Analysis of Irbesartan Using an Integrated LC System - NexeraTM-i MT

Significance of the Topic

High performance liquid chromatography methods specified in pharmacopoeias often rely on ultra-high performance columns, which are not widely adopted in quality control laboratories. Developing reliable transfer procedures from UHPLC to conventional HPLC expands accessibility and ensures compliance with official monographs in manufacturing settings.

Objectives and Study Overview

This study demonstrates a workflow for transferring the quantitative analysis of irbesartan in combination tablets with amlodipine besilate from UHPLC conditions listed in the Japanese Pharmacopoeia to conventional HPLC settings. The aim is to establish system suitability and validate performance using a dual-path integrated LC system.
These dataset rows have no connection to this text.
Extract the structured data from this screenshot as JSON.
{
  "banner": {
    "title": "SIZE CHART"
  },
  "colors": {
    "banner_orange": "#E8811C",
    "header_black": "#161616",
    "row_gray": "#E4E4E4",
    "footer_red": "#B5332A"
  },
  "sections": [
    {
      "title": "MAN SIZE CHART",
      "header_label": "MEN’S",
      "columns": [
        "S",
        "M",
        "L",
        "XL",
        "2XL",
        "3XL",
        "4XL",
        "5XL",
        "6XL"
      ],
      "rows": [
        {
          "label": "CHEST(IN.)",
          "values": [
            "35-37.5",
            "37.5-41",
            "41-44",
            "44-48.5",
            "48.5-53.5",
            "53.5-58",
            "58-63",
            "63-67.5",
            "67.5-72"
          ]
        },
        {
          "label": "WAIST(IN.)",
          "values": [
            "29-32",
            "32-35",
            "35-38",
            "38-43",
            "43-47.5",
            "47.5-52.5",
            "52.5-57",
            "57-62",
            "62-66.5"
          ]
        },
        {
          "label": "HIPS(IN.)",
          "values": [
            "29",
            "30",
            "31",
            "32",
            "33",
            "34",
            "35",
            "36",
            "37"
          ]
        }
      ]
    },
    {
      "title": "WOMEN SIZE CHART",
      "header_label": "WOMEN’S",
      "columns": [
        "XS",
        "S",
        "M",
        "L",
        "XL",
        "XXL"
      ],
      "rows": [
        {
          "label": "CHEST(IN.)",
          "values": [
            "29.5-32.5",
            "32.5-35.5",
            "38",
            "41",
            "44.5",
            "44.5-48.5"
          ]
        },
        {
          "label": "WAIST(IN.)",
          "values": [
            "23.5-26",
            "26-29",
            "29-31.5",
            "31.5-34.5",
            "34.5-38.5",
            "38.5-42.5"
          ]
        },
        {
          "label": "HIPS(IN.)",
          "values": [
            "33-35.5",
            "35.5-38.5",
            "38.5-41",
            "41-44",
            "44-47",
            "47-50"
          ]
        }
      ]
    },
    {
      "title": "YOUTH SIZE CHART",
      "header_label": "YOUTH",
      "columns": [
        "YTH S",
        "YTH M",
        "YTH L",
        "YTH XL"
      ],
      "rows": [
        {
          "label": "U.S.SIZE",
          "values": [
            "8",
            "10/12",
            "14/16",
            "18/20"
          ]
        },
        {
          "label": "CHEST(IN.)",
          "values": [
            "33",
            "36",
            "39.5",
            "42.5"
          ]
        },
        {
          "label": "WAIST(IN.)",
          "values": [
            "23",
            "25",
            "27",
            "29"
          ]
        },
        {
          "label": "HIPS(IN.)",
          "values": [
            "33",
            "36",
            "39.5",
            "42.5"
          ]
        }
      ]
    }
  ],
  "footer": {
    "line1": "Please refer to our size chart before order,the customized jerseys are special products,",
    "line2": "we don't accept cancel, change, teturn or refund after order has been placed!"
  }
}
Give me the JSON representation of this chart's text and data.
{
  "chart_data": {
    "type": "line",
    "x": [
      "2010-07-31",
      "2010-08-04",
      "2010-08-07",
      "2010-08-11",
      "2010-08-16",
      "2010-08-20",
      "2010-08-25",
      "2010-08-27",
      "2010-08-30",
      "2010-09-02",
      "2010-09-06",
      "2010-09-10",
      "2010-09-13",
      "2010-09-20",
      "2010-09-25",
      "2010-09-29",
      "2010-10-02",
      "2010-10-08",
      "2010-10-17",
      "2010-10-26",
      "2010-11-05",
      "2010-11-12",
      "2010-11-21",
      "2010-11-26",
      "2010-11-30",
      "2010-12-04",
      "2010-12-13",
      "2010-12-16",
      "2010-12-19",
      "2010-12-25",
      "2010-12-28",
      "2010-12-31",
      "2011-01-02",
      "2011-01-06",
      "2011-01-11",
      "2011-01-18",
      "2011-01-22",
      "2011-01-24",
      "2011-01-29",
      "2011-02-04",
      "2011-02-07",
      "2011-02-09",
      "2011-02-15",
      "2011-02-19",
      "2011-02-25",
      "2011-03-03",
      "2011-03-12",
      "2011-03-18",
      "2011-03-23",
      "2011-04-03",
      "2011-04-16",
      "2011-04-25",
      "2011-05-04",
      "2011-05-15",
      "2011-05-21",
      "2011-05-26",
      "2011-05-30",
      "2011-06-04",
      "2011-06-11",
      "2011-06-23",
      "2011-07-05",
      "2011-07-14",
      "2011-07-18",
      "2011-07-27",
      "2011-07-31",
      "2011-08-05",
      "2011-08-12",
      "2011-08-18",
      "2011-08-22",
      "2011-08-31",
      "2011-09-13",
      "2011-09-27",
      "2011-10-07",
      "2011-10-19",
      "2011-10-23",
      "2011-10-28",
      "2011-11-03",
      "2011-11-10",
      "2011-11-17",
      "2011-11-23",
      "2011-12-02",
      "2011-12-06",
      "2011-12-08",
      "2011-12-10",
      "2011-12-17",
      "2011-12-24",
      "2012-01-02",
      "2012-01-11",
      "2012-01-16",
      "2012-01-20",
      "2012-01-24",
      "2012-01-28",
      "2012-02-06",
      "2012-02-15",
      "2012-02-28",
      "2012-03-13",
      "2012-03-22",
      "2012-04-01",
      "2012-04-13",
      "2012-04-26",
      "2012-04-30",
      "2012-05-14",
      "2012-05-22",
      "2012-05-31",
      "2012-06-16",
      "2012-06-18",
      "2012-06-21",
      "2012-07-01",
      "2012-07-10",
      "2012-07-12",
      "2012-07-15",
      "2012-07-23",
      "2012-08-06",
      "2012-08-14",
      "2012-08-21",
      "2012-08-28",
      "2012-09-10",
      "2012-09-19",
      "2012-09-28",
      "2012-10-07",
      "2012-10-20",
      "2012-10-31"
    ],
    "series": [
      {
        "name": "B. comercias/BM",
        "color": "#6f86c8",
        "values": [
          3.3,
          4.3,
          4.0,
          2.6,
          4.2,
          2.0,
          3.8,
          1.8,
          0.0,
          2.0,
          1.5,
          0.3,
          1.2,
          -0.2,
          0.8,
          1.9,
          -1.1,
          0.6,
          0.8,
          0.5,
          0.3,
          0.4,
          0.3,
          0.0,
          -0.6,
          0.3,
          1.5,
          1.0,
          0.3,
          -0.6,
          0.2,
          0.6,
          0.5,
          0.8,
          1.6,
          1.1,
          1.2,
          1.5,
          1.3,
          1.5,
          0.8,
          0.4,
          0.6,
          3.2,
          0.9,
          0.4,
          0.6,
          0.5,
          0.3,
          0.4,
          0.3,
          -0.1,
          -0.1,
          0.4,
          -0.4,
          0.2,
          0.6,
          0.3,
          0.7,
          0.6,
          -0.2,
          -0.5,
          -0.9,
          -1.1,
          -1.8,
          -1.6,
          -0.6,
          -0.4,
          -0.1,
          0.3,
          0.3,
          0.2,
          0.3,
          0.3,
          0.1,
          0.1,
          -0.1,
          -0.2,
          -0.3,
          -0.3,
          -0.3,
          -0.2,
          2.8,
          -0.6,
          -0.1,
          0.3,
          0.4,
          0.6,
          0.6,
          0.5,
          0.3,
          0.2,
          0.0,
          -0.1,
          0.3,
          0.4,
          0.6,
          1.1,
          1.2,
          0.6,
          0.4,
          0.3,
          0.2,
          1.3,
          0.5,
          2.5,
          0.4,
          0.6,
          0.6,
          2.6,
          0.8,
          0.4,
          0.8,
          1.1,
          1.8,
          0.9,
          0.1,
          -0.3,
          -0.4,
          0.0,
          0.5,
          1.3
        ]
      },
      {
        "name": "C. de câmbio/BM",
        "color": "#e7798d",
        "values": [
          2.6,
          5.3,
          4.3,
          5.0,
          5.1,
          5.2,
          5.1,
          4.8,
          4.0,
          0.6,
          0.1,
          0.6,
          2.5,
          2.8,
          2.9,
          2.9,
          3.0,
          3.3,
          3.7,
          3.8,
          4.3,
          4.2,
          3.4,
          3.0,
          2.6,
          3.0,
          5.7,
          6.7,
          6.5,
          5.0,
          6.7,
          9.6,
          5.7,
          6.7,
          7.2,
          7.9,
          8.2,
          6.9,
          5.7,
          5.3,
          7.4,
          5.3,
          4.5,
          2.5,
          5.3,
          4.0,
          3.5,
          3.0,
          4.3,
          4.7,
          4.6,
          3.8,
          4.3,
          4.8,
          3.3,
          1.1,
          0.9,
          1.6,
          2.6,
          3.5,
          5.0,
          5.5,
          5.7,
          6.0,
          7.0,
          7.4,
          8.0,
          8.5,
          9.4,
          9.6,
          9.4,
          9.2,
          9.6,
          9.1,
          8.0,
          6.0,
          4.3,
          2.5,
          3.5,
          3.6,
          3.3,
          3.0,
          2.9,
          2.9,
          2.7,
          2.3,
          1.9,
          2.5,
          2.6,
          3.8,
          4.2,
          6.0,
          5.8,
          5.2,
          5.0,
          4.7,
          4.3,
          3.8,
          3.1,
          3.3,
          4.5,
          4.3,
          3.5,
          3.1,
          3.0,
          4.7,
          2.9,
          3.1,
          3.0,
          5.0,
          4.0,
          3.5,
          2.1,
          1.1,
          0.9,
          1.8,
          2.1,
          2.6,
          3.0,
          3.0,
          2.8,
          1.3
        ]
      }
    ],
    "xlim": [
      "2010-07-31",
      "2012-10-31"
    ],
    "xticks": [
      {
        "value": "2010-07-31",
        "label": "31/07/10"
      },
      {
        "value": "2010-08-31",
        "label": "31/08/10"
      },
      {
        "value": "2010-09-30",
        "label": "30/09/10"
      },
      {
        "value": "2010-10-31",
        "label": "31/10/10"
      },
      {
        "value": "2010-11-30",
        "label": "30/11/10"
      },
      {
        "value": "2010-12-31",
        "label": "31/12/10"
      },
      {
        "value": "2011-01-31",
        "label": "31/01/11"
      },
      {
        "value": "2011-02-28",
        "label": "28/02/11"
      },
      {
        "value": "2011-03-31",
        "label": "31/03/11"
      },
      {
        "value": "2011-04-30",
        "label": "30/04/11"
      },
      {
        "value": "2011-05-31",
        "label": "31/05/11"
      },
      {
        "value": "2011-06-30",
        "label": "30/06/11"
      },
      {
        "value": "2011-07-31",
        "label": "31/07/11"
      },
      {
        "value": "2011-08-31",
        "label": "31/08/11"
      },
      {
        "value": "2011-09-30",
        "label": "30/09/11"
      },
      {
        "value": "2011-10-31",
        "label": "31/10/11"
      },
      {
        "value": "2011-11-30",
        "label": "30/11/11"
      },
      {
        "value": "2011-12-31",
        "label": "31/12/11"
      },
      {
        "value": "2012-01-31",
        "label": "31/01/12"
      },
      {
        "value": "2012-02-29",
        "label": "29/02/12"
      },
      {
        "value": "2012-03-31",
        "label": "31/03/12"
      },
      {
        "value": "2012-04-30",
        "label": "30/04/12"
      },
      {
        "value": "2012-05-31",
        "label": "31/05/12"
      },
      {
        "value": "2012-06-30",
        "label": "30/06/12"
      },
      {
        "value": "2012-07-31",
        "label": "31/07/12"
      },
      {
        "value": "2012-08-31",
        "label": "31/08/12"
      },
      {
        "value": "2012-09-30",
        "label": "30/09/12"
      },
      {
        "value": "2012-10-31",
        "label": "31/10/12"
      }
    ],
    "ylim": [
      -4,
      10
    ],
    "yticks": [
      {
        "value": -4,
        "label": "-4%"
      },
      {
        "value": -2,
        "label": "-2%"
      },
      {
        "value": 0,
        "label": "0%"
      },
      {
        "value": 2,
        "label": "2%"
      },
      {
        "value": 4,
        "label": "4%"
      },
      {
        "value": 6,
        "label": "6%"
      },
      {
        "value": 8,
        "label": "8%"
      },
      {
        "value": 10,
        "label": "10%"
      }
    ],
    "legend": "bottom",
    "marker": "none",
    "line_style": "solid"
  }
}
Methodology and Instrumentation

An integrated NexeraTM-i MT system equipped with independent UHPLC and HPLC flow paths was used. Method parameters included:

• UHPLC path: Shim-pack XR-ODSII column, 75 × 3.0 mm, 2.2 µm; mobile phase methanol/0.02 mmol/L sodium phosphate buffer pH 3.0 (3:2); flow rate 0.8 mL/min; column temp. 40 °C; injection volume 5 µL; detection UV at 237 nm.
• HPLC path: Shim-pack VP-ODS column, 150 × 4.6 mm, 5.0 µm; mobile phase and temperature matched; flow rate adjusted to 1.0 mL/min; injection volume 10 µL.

System suitability tests were performed according to JP criteria, evaluating resolution between peaks and relative standard deviation of peak areas (n=6).

Main Results and Discussion

Under UHPLC conditions, resolution between amlodipine besilate and irbesartan exceeded 14 and RSD was 0.145%, both passing JP requirements. Transfer calculations based on column dimensions and particle size yielded a recommended flow rate of ~0.83 mL/min; a practical rate of 1.0 mL/min was used within a ±50% allowable adjustment. The HPLC method produced a resolution of 13.9 and RSD of 0.212%, demonstrating satisfactory performance without full revalidation.

Benefits and Practical Applications

The approach enables quality control laboratories equipped with conventional HPLC to adopt compendial methods originally specified for UHPLC. It streamlines method transfer, reduces the need for specialized instrumentation, and aligns with international harmonization efforts across pharmacopeias.

Future Trends and Potential Applications

Ongoing efforts toward global harmonization of allowable method adjustments will facilitate broader adoption of transfer guidelines. Integrated systems offering dual UHPLC/HPLC capabilities may become standard, and automated tools for method conversion are likely to emerge, improving efficiency in regulated laboratories.

Conclusion

Method transfer from UHPLC to HPLC using an integrated system has been validated through system suitability testing and meets JP criteria for irbesartan and amlodipine besilate analysis. This strategy offers a practical solution for compliance in manufacturing quality control.

References

• Strategic Directions International, Inc. Ultra-High Performance Liquid Chromatography (UHPLC), May 2016.
• Japanese Pharmacopoeia Supplement 1 to the 17th Edition, 42-44.
• Proposal for International Harmonization (Stage 4), Pharmaceuticals and Medical Devices Agency, July 2017.